Barceló tomó su sombrero y su bastón y se dirigió hacia la puerta, negando por lo bajo.

– No, que los palos van á empezar ahora.

40

Pasé la tarde velando aquella funesta carta que me anunciaba mi incorporación a filas y esperando señales de vida de Fermín. Pasaba ya media hora del horario de cierre y Fermín seguía en paradero desconocido. Cogí el teléfono y llamé a la pensión en la calle Joaquín Costa. Contestó doña Encarna, que dijo con voz de cazalla que no había visto a Fermín desde aquella mañana.

– Si no está aquí en media hora, cenará frío, que esto no es el Ritz. No le ha pasado nada, ¿verdad?

– Descuide, doña Encarna. Tenía un recado pendiente y se habrá retrasado. En todo caso, si le viera usted antes de acostarse, le agradecería muchísimo que le dijera que me llamase. Daniel Sempere, el vecino de su amiga la Merceditas.

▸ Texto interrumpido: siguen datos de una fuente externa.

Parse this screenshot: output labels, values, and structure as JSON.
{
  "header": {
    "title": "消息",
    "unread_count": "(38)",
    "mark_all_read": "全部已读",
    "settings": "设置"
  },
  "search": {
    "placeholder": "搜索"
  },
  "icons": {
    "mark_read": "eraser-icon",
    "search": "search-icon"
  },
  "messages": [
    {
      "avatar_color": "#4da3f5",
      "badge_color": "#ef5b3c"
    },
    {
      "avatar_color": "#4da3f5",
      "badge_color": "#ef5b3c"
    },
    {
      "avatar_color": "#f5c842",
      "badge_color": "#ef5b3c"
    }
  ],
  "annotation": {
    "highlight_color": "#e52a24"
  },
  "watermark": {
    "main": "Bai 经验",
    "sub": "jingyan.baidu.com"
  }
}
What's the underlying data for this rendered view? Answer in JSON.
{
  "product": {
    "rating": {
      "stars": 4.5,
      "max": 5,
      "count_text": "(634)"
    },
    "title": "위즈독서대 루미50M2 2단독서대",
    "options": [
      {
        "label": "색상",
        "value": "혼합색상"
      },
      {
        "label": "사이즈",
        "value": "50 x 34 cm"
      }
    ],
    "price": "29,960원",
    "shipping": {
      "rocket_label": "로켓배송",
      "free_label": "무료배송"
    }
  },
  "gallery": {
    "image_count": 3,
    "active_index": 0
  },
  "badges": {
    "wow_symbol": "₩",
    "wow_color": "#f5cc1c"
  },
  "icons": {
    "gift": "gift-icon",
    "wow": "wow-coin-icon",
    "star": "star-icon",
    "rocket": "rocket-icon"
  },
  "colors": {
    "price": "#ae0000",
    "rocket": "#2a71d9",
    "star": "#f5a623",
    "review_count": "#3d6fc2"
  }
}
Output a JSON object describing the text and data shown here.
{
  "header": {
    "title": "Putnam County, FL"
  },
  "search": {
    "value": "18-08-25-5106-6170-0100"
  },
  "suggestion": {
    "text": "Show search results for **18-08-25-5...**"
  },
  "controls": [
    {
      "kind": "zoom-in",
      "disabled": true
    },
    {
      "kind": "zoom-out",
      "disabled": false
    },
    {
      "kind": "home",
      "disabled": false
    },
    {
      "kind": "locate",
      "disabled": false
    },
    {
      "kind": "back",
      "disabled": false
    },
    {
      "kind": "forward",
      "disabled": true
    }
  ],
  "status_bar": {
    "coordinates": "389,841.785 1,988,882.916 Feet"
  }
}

– Pierda cuidado, aunque le prevengo, yo a las ocho y media me meto en el sobre.

Acto seguido llamé a casa de Barceló, confiando en que tal vez Fermín se hubiese dejado caer por allí para vaciarle la despensa a la Bernarda o arramblarla en el cuarto de planchar. No se me había ocurrido que sería Clara quien contestase al teléfono.